The stars turned to streaks and nearby objects blurred and
disappeared instantaneously. The signal from the Pegg armada
blinked away. They were light years away now. Hopefully, they’d
stay that way.
With a jolt that would have no doubt tossed Madias around, the
Kolheim blinked into existence alongside a cluster of space rock and
derelict ships. In the distance, a red sun cast light upon the facility.
Just in front of the Kolheim was the charred hull of an Armada
frigate. The black and red flag of the Trooper Order was still clearly
illustrated across the side.
‘Looks like Xank blasts,’ Barry guessed, now looking over
Erryn’s shoulder.
‘Heard it was,’ Erryn added. ‘Bird-men went around Extos III to
destroy the outpost here. Armada was taken by surprise.’

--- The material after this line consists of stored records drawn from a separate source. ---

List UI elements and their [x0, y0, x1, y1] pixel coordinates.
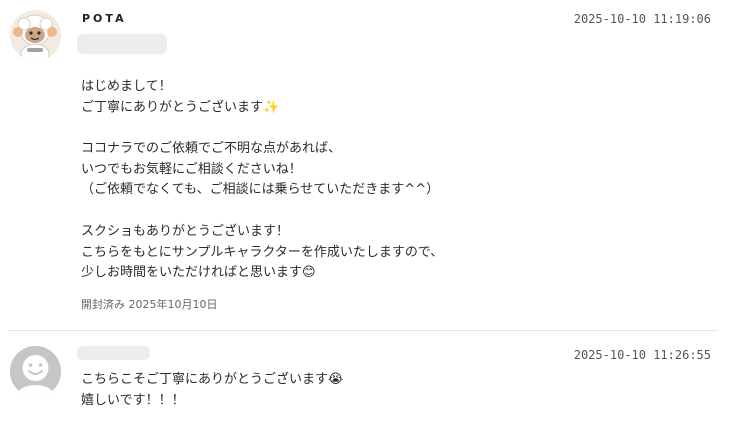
- sender-name-placeholder: [77, 346, 150, 360]
- sender-subtitle-placeholder: [77, 34, 167, 54]
- message-timestamp: 2025-10-10 11:26:55: [573, 348, 711, 362]
- cartoon-sheep-character-icon[interactable]: [10, 10, 61, 61]
- smiling-face-icon: 😊: [302, 265, 316, 281]
- message-item: POTA 2025-10-10 11:19:06 はじめまして！ ご丁寧にありが…: [0, 0, 731, 330]
- message-line: スクショもありがとうございます！: [81, 223, 290, 239]
- message-item: 2025-10-10 11:26:55 こちらこそご丁寧にありがとうございます😭…: [0, 331, 731, 427]
- message-timestamp: 2025-10-10 11:19:06: [573, 12, 711, 26]
- default-user-avatar-icon[interactable]: [10, 346, 61, 397]
- message-line: 少しお時間をいただければと思います😊: [81, 265, 316, 281]
- message-line: こちらこそご丁寧にありがとうございます😭: [81, 372, 344, 387]
- message-line-blank: [81, 118, 443, 139]
- message-line: はじめまして！: [81, 79, 172, 94]
- read-status: 開封済み 2025年10月10日: [81, 298, 218, 311]
- message-line: いつでもお気軽にご相談くださいね！: [81, 161, 302, 177]
- message-line: 嬉しいです！！！: [81, 392, 185, 408]
- message-line: ご丁寧にありがとうございます✨: [81, 99, 280, 115]
- message-line: ココナラでのご依頼でご不明な点があれば、: [81, 141, 342, 157]
- sender-name[interactable]: POTA: [82, 12, 127, 25]
- message-body: こちらこそご丁寧にありがとうございます😭 嬉しいです！！！: [81, 370, 343, 411]
- sparkles-icon: ✨: [263, 99, 280, 115]
- message-thread: POTA 2025-10-10 11:19:06 はじめまして！ ご丁寧にありが…: [0, 0, 731, 427]
- message-body: はじめまして！ ご丁寧にありがとうございます✨ ココナラでのご依頼でご不明な点が…: [81, 77, 443, 284]
- message-line: （ご依頼でなくても、ご相談には乗らせていただきます^^）: [81, 182, 440, 198]
- message-line: こちらをもとにサンプルキャラクターを作成いたしますので、: [81, 244, 444, 260]
- message-line-blank: [81, 201, 443, 222]
- crying-face-icon: 😭: [328, 372, 344, 387]
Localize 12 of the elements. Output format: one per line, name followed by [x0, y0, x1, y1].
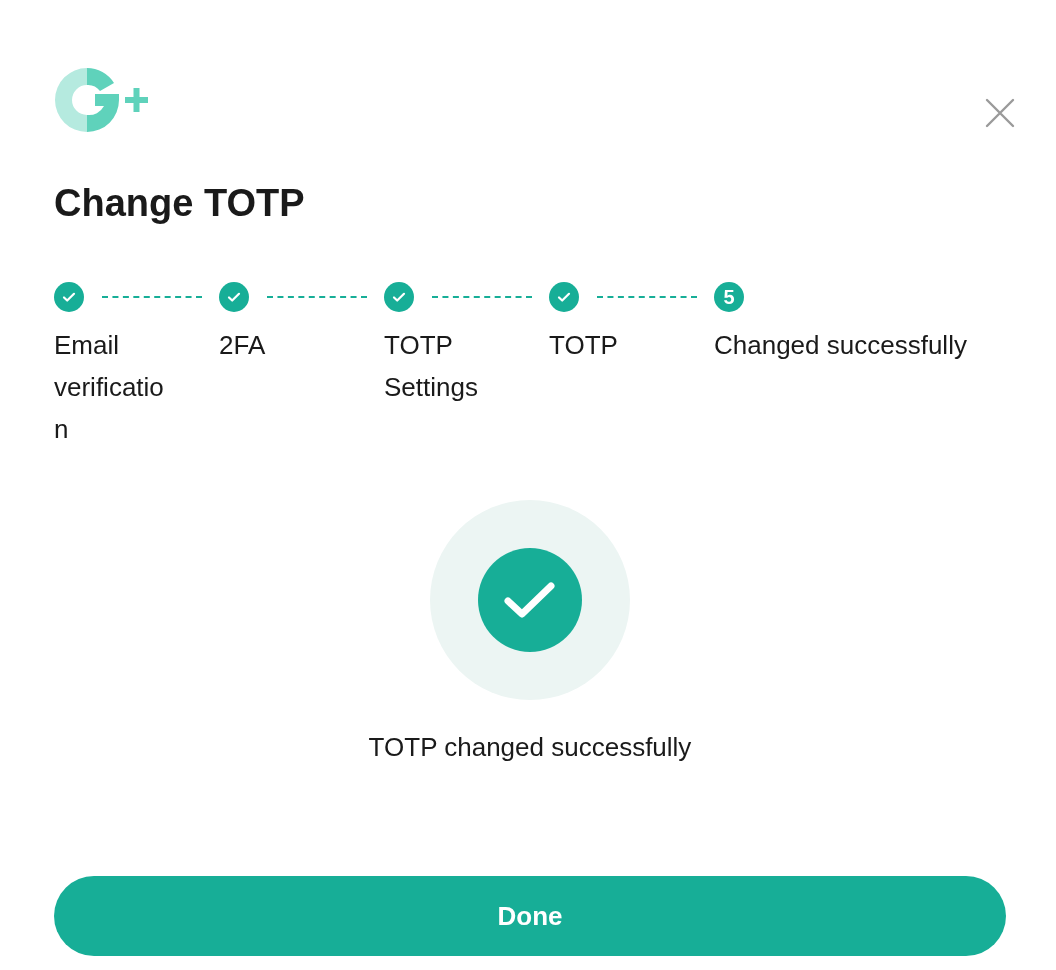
step-label: TOTP	[549, 329, 619, 362]
step-number: 5	[714, 282, 744, 312]
step-label: Email verification	[54, 329, 165, 446]
success-message: TOTP changed successfully	[368, 731, 692, 764]
step-label: Changed successfully	[714, 329, 968, 362]
logo-icon	[54, 67, 150, 133]
done-button[interactable]: Done	[54, 876, 1006, 956]
dialog-title: Change TOTP	[54, 181, 306, 226]
step-label: 2FA	[219, 329, 267, 362]
step-label: TOTP Settings	[384, 329, 479, 404]
close-icon[interactable]	[984, 97, 1016, 129]
check-icon	[478, 548, 582, 652]
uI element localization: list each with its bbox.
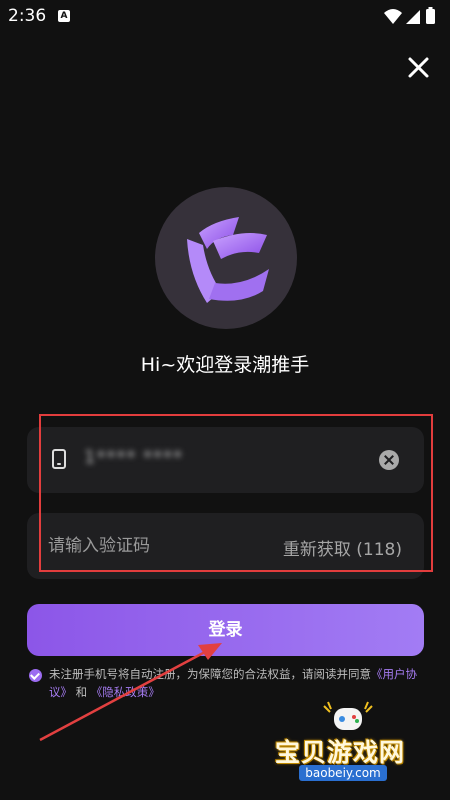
watermark-url: baobeiy.com [299,765,387,781]
arrow-annotation [39,643,222,742]
watermark-title: 宝贝游戏网 [275,738,406,767]
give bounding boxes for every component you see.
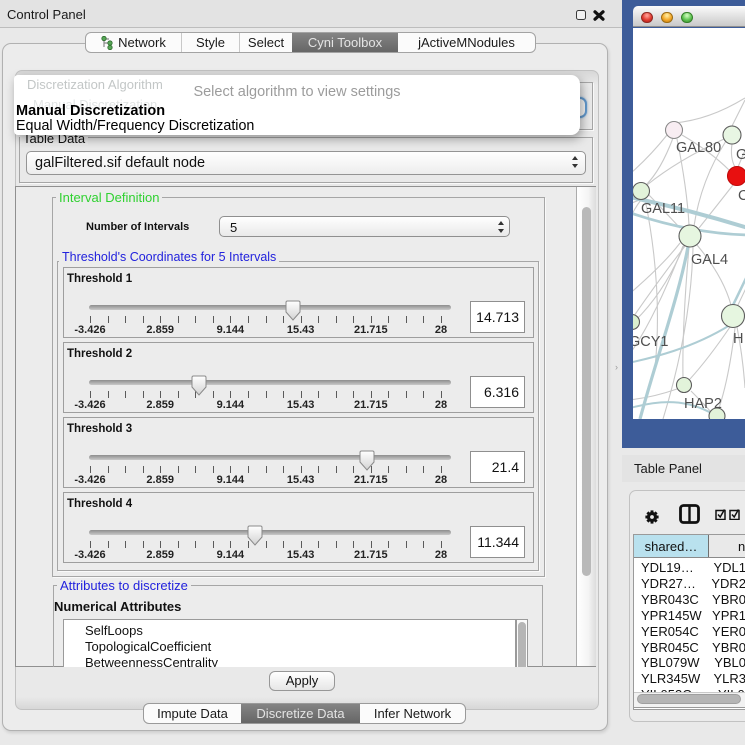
- svg-text:H: H: [733, 331, 743, 347]
- svg-text:GAL80: GAL80: [676, 140, 721, 156]
- svg-text:GAL4: GAL4: [691, 252, 728, 268]
- svg-text:GA: GA: [736, 147, 745, 163]
- svg-text:HAP2: HAP2: [684, 396, 722, 412]
- svg-text:GAL11: GAL11: [641, 201, 685, 217]
- svg-text:C: C: [738, 188, 745, 204]
- svg-text:GCY1: GCY1: [633, 334, 669, 350]
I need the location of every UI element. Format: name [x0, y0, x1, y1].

‘Let’s not make the same mistake. Stay frosty. Well, I don’t need
to tell you that.’
‘Yessir, Barry. We can crawl the outskirts. Won’t wake up the
plats if we don’t go near them.’
Barry nodded and then left.
Erryn set the Kolheim along a clear course around the cluster
and then picked up her noodle bowl again. It was taking her a long
time to finish it with all the constant interruptions. With the room
to herself, she could now finish. In the distance, she heard chatter.
Only a few of the technicians would be working. The porters, guards
and emergency staff would be playing games, chatting and drinking
up the Stardust. A freighter as big as the Kolheim required a lot of
hands, but not all the time. In transit, when engines weren’t burning,
only a few technicians and the pilot were needed. But guards and
firemen were always needed in the case of pirates or damage to the
ship. Hopefully, they would need neither.
Route 103 was usually a safe route. It was a clear route from
Croth 7 to the Extos strip. For a frontier freighter, it was integral to
their trade. Core worlds didn’t pay for food. They had enough as is.
But food was cheap on the core worlds, and scarce on the frontier.
So, ships like the Kolheim made a booming trade supplying the
frontier settlements with food from their richer cousins.
But operating a vessel was expensive. Warp
-rods were the fuel
for warp jumps and only the frontier had warp fields sustainable
enough to feed the galaxy’s thirst for space travel. To churn a profit
from this venture, the Kolheim needed to scale up. So, it took a
contract with Titan. Thus, they didn’t need to buy their own trade
commodities. Titan would just pay them for their services. Erryn
hoped it was for the best.
Erryn steered slightly to avoid an asteroid and then took a swig
of the noodle gravy. The bowl briefly blocked her vision. When she
looked down, she was face to face with the barrel of a gun. She
stayed still, not even swallowing the gravy. If this was a syn weapon
platform, it would react to movement. She had to drift past. Pretend
to be a space rock. The lights on the cannon weren’t on, but that
could mean little. Troopers weren’t big on letting their enemies
know when their defences were online or not.
Erryn nudged the boosters, ever so slightly, to avoid a collision
with the plat. No reaction. She would have sighed, but she wasn’t in
the clear yet. The barrel was no longer levelled at the Kolheim, but
these syns had 360-degree vision. One wrong move and even the
Kolheim’s shields wouldn’t be able to hold up at this range.
Easy does it, girl.
Almost out of range. They needed that extra distance. Deflectors
weren’t instantaneous. Almost, almost…
‘We’re idli…’
The turret blinked to life and swivelled towards the Kolheim.
Erryn spat the gravy at the windscreen in fright. She locked in the
boosters and spun the controls, jinking hard. Madias took flight,
hitting the doorway with an oomph.
‘I’ll have your head, Pilot!’
Erryn ignored her, weaving as a blast of blue energy erupted from
the barrel towards them. Erryn swerved, barely avoiding the
projectile.
‘Well, so much for a quiet ride.’
Erryn activated the intercom.
‘Prepare for a bumpy flight. We’ve got projectiles incoming.
Emergency staff on standby.’
‘I’m the Captain!’ Madias shouted.
‘Only when the Captain ain’t needed, Gabby.’
Erryn activated the deflectors and then barrel rolled. More
weapon plats were activating. Some were dry-firing at her, out of
ammo. Erryn bobbed and weaved, sharp movements. Madias was
clinging to a railing, teeth chattering.